From the report by Noel Davies, God in the Centre, commissioned by City Church's Cardiff Churches Centre in 1999.

God is present in the city, in the pains and joys of its people, in the sense of community and in exclusion. Christians are called to bear witness to that presence of God, to point to signs of that presence and celebrate it through faithfulness within the city, in worship and in festival.

Church buildings are present in the city centre to be visible signs of the Gospel. So our churches are confronted with the question: what visible signs do our buildings offer in the city centre? Are they signs of beauty, renewal, openness and hope or of urban ugliness, exclusive community and despair?

Christian communities are also present in the city centre as visible signs. They too have a vocation to openness, to diversity and inclusiveness, to love and care and judgement. Do they exist only to serve those who share in their worship or do they also seek to be signs of the Gospel to those who surround their buildings?

The church is called to critical engagement with the Institutions which are at the heart of the city centre. These institutions represent governance, power, decision—making the dissemination of wealth, the promotion of commerce and the forces of the market. The church in the centre cannot ignore the institutional life around it. We are challenged to be involved.

The people of God are not built up ‘for their work of ministry’ in isolation from the people and forces around them. The task of nurturing the church cannot be done effectively in a vacuum. God’s Spirit brings resources of word and sacrament, reflection and worship into a continuing dialogue with persons, organisations and institutions. It is a risky enterprise, for the church cannot know what God will make of it. But the struggle can be a real mark of the church.

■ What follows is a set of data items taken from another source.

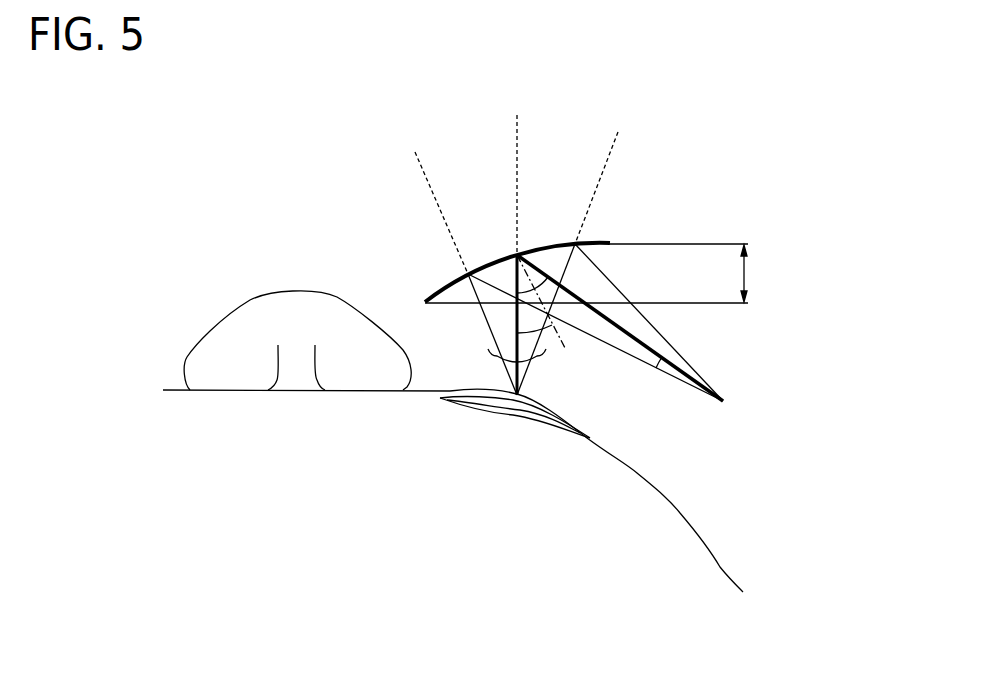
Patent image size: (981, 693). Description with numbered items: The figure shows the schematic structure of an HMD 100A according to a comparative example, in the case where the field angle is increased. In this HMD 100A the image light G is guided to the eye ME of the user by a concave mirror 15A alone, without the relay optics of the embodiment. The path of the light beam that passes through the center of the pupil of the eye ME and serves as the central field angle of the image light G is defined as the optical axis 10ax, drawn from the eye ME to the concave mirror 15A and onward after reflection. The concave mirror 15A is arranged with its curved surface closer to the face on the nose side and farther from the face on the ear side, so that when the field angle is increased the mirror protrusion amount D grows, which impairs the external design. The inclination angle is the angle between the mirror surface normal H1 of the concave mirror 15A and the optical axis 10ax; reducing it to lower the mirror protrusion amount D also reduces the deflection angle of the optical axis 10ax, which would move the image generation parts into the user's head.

The HMD 100A is at (418, 212).
The concave mirror 15A is at (492, 262).
The mirror protrusion amount D is at (595, 273).
The eye ME is at (518, 400).
The optical axis 10ax is at (702, 374).
The mirror surface normal H1 is at (563, 344).
The image light G is at (490, 353).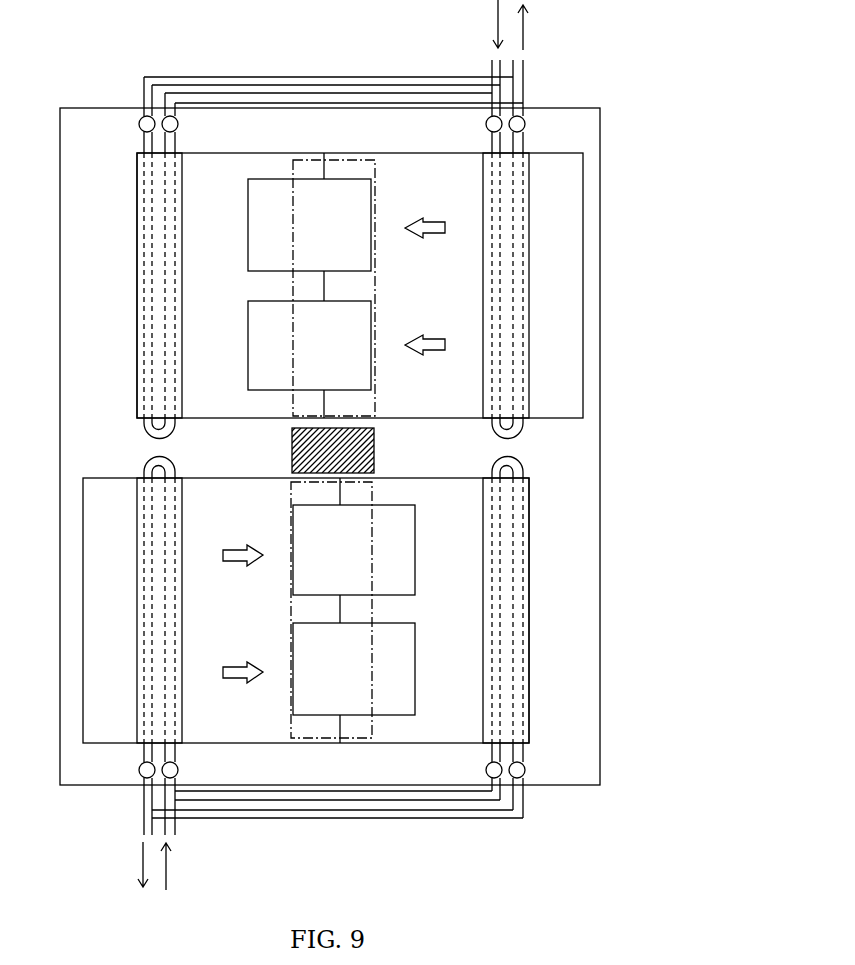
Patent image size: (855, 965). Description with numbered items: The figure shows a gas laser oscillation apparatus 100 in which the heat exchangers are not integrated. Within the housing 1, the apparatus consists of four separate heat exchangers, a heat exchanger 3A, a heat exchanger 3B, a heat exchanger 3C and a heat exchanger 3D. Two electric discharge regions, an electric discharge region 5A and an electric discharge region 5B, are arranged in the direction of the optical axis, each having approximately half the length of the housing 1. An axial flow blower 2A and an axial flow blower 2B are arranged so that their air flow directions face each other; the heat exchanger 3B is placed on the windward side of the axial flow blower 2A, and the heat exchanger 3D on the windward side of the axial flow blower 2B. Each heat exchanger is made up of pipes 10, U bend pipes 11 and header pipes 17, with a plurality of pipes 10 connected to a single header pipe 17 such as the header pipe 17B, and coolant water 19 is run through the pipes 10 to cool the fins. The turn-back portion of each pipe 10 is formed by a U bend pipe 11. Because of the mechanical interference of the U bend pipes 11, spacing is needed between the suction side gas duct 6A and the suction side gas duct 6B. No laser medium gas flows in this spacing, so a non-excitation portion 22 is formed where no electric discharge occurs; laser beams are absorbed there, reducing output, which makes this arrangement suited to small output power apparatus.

Communities and institutions in the city centre can also be voices of God’s judgement. Our engagement in the city centre may therefore call our churches to repentance, to a recognition of our disobedience, our unfaithfulness to God’s covenant and our failure in being communities of openness and justice. God will use whom God will to be instruments of God’s purpose.

The church in the city centre must recognize itself as being within the world-wide church of God. The city seeks to be a city of the world. The wider vision of global responsibility can enable the church to know itself more fully as ‘the one holy, catholic and apostolic church’. Thus ‘shall all be included in the feast of life’.

And so the worship of the church in the city centre will articulates the faith and love, the yearning and hopes, not only of the Christian community, but of all those who live out their lives within the city.